One Sunday in April when the trees were flowering and a cool wind blew through in advance of rain, I attended a workshop on Grounds entitled, “Learning to See One Another: Meditative Practices and Social Justice.” Eboni Bugg, the presenter, advocated the notion of an expanding self. Don’t think of yourself as a solid rainbow, she explained, but rather as droplets of water interacting with light. This perceptual shift allows a form of contemplation as the Jesuit theologian Walter Burghardt defines it: taking a “long, loving look at the real.”
Bugg explained a cascading series of reactions that occurs when we experience a contracting of the self: this contracting leads to the perception of difference, which leads to the development of preference, and then the conferral of privilege, which ultimately gets exercised as power over others. This is where Bugg positions contemplation as an antidote and a form of social justice. We can practice contemplation to create a countering, expanding sense of self to avoid stepping on others.
The first episode of Katie Couric’s America Inside Out offers viewers another chance to look at Charlottesville and the weekend of August 11-12 through the lens of her camera. Watching the premiere recently, I was struck by the power of the gaze. In the classroom, the “gaze” has a theoretical history, first as a film studies technique and then as an adopted gender studies analytical tool. In film studies, the gaze is a way of understanding spectatorship, explaining how the camera situates the viewer to accept as their own perspective that of the camera. Feminist theory adapts this concept to think about the ways we move through the physical world in gendered bodies, as gendered beings, either as lookers or looked-upon.
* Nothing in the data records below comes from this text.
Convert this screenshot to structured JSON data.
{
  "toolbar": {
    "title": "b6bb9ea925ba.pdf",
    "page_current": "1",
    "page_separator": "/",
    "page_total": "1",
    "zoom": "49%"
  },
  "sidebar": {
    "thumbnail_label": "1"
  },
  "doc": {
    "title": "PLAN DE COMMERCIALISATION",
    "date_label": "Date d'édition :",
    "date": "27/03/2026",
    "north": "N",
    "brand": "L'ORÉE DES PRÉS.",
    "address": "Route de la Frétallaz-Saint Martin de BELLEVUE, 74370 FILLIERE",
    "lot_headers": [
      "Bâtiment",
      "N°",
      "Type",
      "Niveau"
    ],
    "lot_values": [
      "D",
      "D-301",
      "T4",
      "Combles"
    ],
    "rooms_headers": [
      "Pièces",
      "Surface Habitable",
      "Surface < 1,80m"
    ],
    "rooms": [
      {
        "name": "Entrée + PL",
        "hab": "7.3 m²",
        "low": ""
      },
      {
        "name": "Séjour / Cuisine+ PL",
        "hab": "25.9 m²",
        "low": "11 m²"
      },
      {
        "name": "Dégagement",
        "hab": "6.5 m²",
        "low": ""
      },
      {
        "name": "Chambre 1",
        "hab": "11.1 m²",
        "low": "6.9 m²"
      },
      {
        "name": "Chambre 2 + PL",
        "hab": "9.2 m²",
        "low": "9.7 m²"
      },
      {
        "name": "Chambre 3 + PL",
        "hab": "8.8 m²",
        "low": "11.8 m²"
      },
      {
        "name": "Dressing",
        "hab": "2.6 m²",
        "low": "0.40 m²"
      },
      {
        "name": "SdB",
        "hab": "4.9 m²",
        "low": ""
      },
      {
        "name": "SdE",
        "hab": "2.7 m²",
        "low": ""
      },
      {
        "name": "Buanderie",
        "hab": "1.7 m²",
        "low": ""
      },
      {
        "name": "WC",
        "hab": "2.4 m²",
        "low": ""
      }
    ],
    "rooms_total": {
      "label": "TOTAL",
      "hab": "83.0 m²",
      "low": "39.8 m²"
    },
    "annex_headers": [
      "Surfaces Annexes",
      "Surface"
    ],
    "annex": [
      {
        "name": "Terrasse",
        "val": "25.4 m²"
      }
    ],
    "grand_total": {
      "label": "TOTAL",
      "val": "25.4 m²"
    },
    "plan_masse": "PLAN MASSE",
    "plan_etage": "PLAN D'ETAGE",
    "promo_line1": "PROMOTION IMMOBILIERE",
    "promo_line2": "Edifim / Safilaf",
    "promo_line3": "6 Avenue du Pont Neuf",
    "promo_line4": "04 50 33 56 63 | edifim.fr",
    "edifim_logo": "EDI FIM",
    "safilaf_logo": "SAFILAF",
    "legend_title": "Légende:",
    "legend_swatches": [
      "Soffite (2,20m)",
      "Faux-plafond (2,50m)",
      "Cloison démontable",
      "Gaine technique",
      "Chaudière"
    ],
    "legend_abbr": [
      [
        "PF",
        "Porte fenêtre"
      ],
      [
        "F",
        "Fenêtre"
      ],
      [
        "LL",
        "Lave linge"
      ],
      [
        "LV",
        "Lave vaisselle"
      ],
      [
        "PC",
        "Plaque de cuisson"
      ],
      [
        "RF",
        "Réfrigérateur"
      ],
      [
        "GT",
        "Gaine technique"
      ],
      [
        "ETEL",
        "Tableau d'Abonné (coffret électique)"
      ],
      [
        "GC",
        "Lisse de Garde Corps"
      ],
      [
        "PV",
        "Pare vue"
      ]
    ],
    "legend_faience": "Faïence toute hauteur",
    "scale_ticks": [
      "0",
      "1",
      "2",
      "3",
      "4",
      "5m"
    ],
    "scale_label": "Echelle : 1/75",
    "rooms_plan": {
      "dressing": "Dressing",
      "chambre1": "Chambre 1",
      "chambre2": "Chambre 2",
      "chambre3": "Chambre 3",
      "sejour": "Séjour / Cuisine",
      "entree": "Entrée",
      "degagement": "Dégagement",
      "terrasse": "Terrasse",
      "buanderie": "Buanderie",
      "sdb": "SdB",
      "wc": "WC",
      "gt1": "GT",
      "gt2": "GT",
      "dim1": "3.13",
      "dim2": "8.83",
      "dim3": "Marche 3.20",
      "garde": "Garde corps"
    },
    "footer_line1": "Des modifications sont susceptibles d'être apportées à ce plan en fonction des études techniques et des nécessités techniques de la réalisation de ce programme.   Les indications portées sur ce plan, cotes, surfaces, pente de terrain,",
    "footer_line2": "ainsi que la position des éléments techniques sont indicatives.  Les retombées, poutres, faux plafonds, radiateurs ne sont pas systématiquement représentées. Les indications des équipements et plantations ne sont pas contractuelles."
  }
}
Some of the most powerful moments of Couric’s episode, for me, were those in which the camera was engaged in encounters and conversation with specific people. While Couric and her respondent were shown in the same frame for some of these conversations, many others were edited to show only the respondent. The viewer then has the experience of stepping into the shoes of the camera person or the interviewer – stepping into dialogue, in a way, with the respondent. The exchanges with the members of the alt-right are painful, their intensity increased by the immediacy of this editing technique. The viewer must confront the fear and hate, physically experiencing the pain driving and being inflicted by the encounter. Where these encounters were painful, others were profound in a quieter way. The camera recorded the purposeful strength of the members of the clergy assembled that weekend. As clergy members linked arms and the camera interacted with each, one after another, the careful viewer could see them drawing upon inner strength, a preparation for the encounter which their gazes over the top of the camera communicated. Mindfulness appeared to be one of the tools they brought to their work that weekend.
Although one side worked assiduously to keep the debate at the surface level of whether a statue belonged in a park or not, the contemplative “long loving look at the real” reveals so many deep layers of pain and determination to end the infliction of pain driving participants. It is not surprising that conversation about social justice topics are contentious. By their very nature, they are topics that demand a nuanced response situated in a world that rewards the quick and the visual, a world that has become word-impoverished.
During a promo for the series that aired in the middle of the episode, Couric called for more conversation around the series’ topics. As a viewer, I found that that moment pulled me out of the August days where I had been, bringing me back to my living room miles from the Downtown Mall. Questions immediately flew through my mind: How do we do this? How do we engage opposing viewpoints in a sustained manner? While the topic is of utmost importance, we need some low-stakes ways of discussing such charged issues so that people have room and space to grow. When the Women's Center hosted Loretta Ross as our speaker for the Community MLK Celebration in January, she reminded us that many of our allies are problematic allies, and it is in our best interest to work with them. This is another level of engagement, and those of us who are passionate about this work benefit from finding people who can serve as sounding boards for us in our efforts, helping us make sense of what we perceive and channel it in a useful way.
It was a few days later that I attended Eboni Bugg’s workshop, and these questions were still foremost in my mind. Positioning contemplative practices as a form of social justice work, Bugg introduced us to The Tree of Contemplative Practices. Bearing witness, she assured us, is peace-making. I turned off the Couric special and asked myself what insights I could take away from it. Would it change any minds? Was that its intention? Would it provide us with a tool to help hard conversations about race in America have impact? For those of us engaged in social justice advocacy - with our problematic allies, as well as friends and family who might not yet see the issue the way we do - I hope so. I’m confident that if we follow its model, imitating its insistence on holding everyone within its gaze, that it can help us to see each other, to engage in the dialogue that we need to heal the wounds of racism.